Abdul Qayyoum took on the role of administrator of the Mercy Corps-run Hazarjuft Hospital in the southern Afghanistan Helmand province just three months after it opened its doors in 1999.

A native of Lashkar Gah, about a two-hour drive north from the hospital, Abdul was hired by Mercy Corps while working in Quetta, Pakistan for the Saudi Red Cross. He fled his home in Lashkar Gah during the war with the Russians and lived in Quetta for 10 years before returning home for his posting with Mercy Corps.

He enjoys his work with Mercy Corps in Helmand because of the long-term commitment it has shown the people of the region.

He adds: "I'm happy working in a loyal and honest environment. That’s why the people here are happy with the work Mercy Corps is doing."

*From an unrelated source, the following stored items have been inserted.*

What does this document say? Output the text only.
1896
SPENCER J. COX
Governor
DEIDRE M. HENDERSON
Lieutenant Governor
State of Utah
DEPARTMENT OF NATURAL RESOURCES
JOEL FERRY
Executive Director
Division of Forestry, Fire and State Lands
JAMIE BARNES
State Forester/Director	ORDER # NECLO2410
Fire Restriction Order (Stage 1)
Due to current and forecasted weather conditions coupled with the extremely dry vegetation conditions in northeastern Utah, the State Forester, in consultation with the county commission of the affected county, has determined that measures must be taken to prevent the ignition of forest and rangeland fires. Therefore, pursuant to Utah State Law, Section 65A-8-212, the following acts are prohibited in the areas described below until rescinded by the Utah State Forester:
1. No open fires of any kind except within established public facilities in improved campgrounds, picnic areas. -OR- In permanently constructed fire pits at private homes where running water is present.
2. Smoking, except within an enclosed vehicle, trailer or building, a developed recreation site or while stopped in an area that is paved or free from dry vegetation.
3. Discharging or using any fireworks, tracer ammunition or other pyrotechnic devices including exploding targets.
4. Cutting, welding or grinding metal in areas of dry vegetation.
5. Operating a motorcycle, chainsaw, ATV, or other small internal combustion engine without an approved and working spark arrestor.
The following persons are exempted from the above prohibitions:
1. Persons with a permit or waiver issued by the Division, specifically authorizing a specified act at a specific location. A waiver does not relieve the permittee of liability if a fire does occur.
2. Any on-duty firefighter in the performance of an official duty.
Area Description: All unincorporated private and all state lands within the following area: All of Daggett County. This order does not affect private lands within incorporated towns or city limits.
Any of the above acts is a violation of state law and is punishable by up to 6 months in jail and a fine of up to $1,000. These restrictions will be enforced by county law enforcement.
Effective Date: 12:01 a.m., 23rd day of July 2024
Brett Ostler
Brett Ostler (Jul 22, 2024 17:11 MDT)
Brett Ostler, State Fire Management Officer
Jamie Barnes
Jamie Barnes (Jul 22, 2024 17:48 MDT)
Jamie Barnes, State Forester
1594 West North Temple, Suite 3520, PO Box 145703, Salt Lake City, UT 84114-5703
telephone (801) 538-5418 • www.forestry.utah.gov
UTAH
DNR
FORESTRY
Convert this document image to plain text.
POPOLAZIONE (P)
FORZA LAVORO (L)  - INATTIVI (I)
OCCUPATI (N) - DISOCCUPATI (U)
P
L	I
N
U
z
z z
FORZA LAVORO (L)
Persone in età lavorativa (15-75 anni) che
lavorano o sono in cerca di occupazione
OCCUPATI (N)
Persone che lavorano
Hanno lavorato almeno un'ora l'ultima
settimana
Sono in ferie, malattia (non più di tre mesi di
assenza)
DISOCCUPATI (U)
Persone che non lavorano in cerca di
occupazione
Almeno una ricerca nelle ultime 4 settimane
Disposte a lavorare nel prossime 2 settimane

In addition to the Hazarjuft Hospital, Mercy Corps has a network of rural basic health units that were kept operational during the coalition bombing last year. Just three days after the Taliban surrendered Kandahar and Helmand in December, Mercy Corps delivered medical supplies to the Hazarjuft Hospital.

The work is rewarding to Abdul, but he admits there are many aspects of the medical system in southern Afghanistan that makes his job a challenge. Particularly when patients are in need of specialized treatment and care.

"We need more equipment and doctors. The nearest large hospitals in Lashkar Gah and Kandahar don’t have the staff or equipment to help complicated cases," he said. "We have to send them by road to Quetta and that is a very long trip. A lot of the patients die on the way there, almost 50 percent."

But not all cases have tragic endings. Earlier this month a gunshot patient was brought to the Hazarjuft Hospital. He was the victim of a robbery, a trend that has become more frequent over the past few months.

The quick action of the staff in stabilizing the patient and an available ambulance to transport him to Lashkar Gah Hospital saved his life. The usual two-hour trip took four, but the patient arrived in time. He was operated on that night and was recovering the next day.